Selbst in dem bereich gibt es Neuerungen  :Wink: 

https://wccftech.com/amd-ryzen-7-2700e-ryzen-5-2600e-45w-tdp-cpus-leak/

Mit Zen2 cpus gibt es die neuen APUs (CPU + GPU) von AMD wobei wohl erst mal nur für mobile (e.g notbooks)

https://wccftech.com/amd-ryzen-4000-renoir-mobility-cpus-official-up-to-8-cores-16-threads-45w/

Bei intel gibt es den i9-9900T (der hat sogar nur 35W TDP)

https://www.anandtech.com/show/14256/intel-9th-gen-core-processors-all-the-desktop-and-mobile-45w-cpus-announced

Aber wenn die aktuelle CPU dir ansonsten mehr als ausreicht dann nutze sie solange wie du möchtest  :Smile: 

----------

## franzf

Es wird nicht bei 50-100 € eines neuen Prozessors bleiben.

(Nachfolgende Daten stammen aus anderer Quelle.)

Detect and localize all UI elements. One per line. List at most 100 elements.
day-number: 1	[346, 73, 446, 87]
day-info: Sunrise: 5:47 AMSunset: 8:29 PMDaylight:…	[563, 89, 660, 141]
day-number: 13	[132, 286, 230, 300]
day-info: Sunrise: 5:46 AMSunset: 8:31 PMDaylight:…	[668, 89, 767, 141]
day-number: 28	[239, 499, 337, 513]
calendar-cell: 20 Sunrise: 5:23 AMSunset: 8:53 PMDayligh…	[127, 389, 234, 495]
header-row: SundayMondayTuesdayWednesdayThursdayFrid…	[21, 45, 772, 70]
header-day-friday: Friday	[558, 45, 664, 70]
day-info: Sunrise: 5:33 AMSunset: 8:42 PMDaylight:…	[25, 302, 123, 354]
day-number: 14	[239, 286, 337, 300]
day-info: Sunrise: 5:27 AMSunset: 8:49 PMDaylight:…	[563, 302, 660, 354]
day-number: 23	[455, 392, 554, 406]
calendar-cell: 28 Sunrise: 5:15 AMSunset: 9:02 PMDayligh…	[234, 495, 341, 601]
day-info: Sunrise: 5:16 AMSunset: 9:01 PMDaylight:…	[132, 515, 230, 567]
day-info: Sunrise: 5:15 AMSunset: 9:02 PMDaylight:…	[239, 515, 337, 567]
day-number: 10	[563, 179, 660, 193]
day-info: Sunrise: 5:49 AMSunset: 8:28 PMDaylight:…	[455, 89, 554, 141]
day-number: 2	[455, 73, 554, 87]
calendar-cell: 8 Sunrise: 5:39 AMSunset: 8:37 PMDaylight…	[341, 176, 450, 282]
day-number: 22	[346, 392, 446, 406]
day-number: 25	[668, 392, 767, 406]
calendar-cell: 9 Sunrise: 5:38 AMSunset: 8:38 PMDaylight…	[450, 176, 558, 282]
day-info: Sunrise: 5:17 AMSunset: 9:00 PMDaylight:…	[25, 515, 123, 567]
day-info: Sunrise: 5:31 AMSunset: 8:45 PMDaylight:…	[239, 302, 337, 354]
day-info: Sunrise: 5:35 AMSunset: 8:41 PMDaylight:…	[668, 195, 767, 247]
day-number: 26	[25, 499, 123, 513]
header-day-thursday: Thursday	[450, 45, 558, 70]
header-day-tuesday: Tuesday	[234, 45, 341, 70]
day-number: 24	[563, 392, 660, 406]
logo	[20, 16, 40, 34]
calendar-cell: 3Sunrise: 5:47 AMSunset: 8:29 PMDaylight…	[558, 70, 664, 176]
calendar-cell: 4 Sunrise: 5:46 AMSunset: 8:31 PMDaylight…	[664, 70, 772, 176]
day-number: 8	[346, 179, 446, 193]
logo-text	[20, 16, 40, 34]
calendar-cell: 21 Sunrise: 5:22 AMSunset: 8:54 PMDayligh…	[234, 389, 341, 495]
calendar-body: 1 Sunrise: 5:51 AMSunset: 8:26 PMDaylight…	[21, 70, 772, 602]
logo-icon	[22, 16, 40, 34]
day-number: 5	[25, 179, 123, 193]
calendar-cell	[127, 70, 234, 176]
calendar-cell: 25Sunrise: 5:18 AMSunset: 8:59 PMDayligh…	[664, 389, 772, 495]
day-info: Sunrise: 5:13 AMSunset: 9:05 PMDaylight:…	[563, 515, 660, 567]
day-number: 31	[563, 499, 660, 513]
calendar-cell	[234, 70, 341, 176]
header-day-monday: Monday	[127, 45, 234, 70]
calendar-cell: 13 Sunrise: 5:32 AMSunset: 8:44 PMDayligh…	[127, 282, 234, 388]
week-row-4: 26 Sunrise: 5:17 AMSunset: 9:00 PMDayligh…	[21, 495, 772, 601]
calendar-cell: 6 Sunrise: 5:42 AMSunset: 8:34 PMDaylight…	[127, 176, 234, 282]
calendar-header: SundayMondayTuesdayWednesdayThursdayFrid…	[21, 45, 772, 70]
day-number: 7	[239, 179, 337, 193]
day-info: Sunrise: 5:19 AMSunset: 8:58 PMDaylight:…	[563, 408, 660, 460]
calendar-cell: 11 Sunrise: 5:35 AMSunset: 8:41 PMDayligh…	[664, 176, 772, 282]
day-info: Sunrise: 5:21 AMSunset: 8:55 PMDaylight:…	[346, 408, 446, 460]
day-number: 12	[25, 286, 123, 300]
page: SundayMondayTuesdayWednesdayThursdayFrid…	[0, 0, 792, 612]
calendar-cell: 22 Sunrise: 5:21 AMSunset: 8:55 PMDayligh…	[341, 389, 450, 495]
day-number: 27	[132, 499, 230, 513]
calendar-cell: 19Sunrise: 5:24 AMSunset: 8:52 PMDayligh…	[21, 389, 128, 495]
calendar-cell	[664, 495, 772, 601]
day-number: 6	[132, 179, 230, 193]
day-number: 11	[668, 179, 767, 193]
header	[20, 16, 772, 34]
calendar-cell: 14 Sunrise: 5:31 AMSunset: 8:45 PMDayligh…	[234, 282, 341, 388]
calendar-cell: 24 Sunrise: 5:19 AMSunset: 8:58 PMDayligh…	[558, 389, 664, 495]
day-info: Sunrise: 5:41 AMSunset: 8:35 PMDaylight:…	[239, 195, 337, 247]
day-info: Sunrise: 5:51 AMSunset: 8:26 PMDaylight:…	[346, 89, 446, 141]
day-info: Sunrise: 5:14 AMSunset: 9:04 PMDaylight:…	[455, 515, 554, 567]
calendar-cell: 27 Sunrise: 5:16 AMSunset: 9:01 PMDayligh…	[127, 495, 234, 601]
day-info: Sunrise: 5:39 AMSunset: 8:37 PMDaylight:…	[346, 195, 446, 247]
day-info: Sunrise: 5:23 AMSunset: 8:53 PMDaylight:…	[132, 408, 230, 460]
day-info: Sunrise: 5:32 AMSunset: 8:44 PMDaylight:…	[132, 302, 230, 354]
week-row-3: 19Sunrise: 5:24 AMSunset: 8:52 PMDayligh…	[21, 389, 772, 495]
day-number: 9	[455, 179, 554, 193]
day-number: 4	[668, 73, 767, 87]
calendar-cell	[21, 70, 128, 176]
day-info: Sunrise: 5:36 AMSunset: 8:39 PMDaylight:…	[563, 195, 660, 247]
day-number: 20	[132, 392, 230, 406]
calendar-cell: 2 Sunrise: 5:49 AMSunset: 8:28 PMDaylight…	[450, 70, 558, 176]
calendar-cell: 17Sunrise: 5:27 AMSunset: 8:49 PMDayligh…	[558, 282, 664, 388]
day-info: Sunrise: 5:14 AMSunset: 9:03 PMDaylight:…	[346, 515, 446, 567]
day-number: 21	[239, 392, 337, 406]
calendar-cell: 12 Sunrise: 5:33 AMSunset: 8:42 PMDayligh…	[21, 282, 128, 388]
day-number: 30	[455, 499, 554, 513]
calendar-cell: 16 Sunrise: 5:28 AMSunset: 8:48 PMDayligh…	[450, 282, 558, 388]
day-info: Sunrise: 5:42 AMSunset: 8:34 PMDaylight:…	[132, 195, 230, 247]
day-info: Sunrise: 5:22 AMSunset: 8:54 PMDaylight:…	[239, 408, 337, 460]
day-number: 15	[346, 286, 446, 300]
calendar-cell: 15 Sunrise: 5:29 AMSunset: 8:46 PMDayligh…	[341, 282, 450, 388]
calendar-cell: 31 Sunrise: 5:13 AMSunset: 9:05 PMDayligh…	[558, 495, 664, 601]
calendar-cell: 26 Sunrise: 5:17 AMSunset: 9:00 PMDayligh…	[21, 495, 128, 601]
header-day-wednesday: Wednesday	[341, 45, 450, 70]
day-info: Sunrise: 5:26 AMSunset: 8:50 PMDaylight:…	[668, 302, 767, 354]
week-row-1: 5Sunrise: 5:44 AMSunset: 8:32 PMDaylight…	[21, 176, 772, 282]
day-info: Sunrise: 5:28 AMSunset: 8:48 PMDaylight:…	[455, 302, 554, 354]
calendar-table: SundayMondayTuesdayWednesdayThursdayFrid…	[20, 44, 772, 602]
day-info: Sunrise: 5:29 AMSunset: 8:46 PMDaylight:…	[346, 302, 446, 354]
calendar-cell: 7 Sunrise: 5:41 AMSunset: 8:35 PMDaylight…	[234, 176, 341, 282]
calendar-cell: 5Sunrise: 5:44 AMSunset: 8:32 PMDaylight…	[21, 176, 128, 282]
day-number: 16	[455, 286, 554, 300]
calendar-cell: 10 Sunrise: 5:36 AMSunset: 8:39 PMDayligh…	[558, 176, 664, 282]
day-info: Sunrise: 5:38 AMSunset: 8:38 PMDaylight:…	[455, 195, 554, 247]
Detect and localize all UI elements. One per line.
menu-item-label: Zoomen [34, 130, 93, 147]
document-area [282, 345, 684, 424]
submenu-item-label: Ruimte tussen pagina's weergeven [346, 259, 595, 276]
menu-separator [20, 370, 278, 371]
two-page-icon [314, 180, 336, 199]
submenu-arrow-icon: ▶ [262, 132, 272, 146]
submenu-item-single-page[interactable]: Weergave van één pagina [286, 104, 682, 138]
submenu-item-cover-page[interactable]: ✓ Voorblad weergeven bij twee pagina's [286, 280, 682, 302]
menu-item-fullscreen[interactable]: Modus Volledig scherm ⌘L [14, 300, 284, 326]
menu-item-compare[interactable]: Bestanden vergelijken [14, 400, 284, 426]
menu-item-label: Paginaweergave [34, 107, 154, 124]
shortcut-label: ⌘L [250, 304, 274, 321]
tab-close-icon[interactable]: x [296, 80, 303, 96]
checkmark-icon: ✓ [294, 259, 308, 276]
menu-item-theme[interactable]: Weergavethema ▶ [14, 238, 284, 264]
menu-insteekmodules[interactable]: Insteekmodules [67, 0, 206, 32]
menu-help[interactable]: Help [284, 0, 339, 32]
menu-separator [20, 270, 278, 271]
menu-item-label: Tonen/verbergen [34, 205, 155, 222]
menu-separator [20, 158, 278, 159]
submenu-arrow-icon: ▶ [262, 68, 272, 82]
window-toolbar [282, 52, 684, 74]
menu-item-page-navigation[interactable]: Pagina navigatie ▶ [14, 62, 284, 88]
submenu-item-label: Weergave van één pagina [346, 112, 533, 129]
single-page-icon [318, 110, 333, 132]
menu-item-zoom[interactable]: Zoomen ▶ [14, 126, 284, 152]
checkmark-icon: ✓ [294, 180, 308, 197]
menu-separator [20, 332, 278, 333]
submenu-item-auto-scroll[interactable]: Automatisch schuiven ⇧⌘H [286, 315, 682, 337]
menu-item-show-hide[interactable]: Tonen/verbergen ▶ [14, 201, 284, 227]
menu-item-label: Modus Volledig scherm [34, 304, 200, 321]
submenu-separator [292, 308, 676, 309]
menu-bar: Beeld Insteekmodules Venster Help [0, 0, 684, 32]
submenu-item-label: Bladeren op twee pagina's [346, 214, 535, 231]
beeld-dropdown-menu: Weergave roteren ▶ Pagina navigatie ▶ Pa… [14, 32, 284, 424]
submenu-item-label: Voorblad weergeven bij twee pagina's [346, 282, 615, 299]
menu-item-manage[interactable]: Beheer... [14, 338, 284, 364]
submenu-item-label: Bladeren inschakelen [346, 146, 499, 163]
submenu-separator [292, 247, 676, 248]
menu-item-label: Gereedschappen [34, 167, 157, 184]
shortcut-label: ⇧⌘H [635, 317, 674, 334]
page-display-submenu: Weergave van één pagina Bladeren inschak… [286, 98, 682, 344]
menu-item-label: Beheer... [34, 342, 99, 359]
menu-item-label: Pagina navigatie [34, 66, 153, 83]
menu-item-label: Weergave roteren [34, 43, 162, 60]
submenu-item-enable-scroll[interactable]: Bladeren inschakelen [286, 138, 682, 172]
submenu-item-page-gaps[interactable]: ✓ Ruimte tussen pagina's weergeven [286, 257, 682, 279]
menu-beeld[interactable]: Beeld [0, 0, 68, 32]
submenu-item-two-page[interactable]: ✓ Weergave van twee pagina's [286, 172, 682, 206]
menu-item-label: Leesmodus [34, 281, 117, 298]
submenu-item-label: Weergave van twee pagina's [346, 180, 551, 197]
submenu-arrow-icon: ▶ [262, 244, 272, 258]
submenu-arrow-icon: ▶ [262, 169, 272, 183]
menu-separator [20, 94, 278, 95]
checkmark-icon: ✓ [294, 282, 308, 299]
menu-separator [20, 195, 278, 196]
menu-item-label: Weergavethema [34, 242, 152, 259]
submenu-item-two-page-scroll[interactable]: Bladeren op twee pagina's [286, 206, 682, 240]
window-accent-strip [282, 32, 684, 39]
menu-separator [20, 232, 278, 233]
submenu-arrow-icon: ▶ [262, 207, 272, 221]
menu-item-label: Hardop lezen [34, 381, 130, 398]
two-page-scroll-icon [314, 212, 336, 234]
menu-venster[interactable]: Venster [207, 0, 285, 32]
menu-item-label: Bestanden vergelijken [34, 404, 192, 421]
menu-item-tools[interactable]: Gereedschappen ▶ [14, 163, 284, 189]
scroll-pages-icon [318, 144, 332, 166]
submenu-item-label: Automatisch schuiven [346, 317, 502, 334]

Wahrscheinlich ist ein neues Mainborad fällig. Und für optimalen Speed willst du auch neuen (schnelleren) RAM.

Selbst wenn es bei 50-100 € bleiben sollte kommt das wahrscheinlich nicht über die Stromrechnung wieder rein. Da spart man mehr wenn man nicht mehr selbst alles kompiliert.

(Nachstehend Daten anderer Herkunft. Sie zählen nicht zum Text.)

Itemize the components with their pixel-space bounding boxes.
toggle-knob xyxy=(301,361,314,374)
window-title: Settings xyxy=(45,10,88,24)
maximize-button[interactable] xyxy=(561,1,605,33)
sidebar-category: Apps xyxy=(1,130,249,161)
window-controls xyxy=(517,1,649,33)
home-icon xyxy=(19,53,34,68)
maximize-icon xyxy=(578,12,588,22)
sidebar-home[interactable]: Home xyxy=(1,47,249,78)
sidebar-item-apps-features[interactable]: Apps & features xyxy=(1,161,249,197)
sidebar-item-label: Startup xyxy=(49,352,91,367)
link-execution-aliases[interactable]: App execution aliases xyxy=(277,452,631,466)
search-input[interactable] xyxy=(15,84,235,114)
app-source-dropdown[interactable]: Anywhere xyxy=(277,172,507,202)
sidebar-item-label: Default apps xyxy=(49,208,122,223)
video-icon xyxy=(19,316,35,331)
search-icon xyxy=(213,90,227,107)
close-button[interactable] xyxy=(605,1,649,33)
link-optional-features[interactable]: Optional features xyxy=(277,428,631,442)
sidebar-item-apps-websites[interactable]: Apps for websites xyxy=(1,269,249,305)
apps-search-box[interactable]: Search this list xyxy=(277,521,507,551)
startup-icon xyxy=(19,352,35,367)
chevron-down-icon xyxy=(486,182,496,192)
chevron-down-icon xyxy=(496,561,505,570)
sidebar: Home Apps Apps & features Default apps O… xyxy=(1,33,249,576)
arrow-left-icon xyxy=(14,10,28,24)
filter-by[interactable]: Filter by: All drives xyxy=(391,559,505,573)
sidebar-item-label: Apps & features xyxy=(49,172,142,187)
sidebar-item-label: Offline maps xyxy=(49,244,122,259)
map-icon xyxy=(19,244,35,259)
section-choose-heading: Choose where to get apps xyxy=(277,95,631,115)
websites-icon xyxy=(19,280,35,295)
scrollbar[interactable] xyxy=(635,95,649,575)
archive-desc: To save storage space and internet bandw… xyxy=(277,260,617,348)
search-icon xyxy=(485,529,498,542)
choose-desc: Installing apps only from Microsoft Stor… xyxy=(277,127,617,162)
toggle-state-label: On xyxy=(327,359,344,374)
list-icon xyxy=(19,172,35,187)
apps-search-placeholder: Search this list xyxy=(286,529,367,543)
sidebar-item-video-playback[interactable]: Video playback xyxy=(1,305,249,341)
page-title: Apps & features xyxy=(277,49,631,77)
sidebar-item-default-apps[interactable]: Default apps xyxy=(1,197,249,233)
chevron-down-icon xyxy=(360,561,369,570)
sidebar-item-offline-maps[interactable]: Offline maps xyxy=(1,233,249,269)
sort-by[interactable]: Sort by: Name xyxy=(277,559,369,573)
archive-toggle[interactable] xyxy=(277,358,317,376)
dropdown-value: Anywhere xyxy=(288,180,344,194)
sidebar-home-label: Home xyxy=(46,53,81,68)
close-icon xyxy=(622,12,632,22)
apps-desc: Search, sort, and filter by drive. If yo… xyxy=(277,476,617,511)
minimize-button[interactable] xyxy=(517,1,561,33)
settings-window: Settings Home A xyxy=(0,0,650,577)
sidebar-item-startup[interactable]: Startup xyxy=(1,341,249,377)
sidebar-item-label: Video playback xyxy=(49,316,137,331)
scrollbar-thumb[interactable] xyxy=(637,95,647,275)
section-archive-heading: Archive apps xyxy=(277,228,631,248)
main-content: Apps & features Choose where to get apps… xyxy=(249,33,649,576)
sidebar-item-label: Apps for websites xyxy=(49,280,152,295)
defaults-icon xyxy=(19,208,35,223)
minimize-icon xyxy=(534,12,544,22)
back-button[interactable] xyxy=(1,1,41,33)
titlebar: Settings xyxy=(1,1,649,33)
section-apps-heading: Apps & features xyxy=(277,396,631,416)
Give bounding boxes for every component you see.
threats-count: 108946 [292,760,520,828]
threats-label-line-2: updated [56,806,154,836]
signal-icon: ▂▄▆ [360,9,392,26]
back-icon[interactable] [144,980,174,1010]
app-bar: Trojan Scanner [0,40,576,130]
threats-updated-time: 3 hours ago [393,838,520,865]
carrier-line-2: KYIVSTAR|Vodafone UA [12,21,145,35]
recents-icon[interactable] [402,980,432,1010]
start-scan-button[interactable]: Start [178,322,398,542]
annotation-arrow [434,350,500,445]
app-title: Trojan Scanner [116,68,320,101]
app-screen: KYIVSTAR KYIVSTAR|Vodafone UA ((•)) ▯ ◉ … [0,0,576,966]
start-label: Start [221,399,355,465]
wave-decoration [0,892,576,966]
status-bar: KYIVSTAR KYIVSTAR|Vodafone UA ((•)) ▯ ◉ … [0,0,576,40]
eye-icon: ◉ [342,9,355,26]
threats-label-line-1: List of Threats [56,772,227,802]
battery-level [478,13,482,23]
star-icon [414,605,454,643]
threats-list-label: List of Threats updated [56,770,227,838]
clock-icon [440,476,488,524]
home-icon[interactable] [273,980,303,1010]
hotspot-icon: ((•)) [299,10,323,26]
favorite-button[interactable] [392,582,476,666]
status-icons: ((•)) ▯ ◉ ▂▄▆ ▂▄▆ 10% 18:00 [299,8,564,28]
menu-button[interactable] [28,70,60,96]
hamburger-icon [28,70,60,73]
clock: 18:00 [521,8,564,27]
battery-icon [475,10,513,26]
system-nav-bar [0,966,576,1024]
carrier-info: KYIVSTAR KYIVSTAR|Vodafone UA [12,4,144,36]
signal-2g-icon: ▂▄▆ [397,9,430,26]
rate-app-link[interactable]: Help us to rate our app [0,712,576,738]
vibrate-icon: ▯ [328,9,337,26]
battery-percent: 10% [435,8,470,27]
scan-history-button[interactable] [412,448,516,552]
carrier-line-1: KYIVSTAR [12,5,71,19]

Ich hab hier noch ältere Prozessoren am Start als misterjack, und für selber Programmieren reicht das eigentlich immer.

----------

## misterjack

 *firefly wrote:*   

> 
> 
> Bei intel gibt es den i9-9900T (der hat sogar nur 35W TDP)
> 
> 

 

Glatt mal den Markt gescheckt. Aktuelle Vorkommen: gebraucht für 240€ aus Schiena. Hey, wenn ich lachen will, geh ich normalerweise in den Keller. Und übrigens, was soll ein i9 dann überhaupt machen, wenn dieser i5 im RT-Betrieb und bei 11,6ms JACK-Latenz schon zu >80% Langeweile schiebt – Pullover stricken? Mit aktiven calculating emerge sind es drei statt vier Kerne, die je zu 80% am Rumdösen sind. Das Ding hat also weit mehr als genug Power  :Wink:  Und wenn ich 35W TDP möchte, rüste ich einfach auf i3-3250T ab.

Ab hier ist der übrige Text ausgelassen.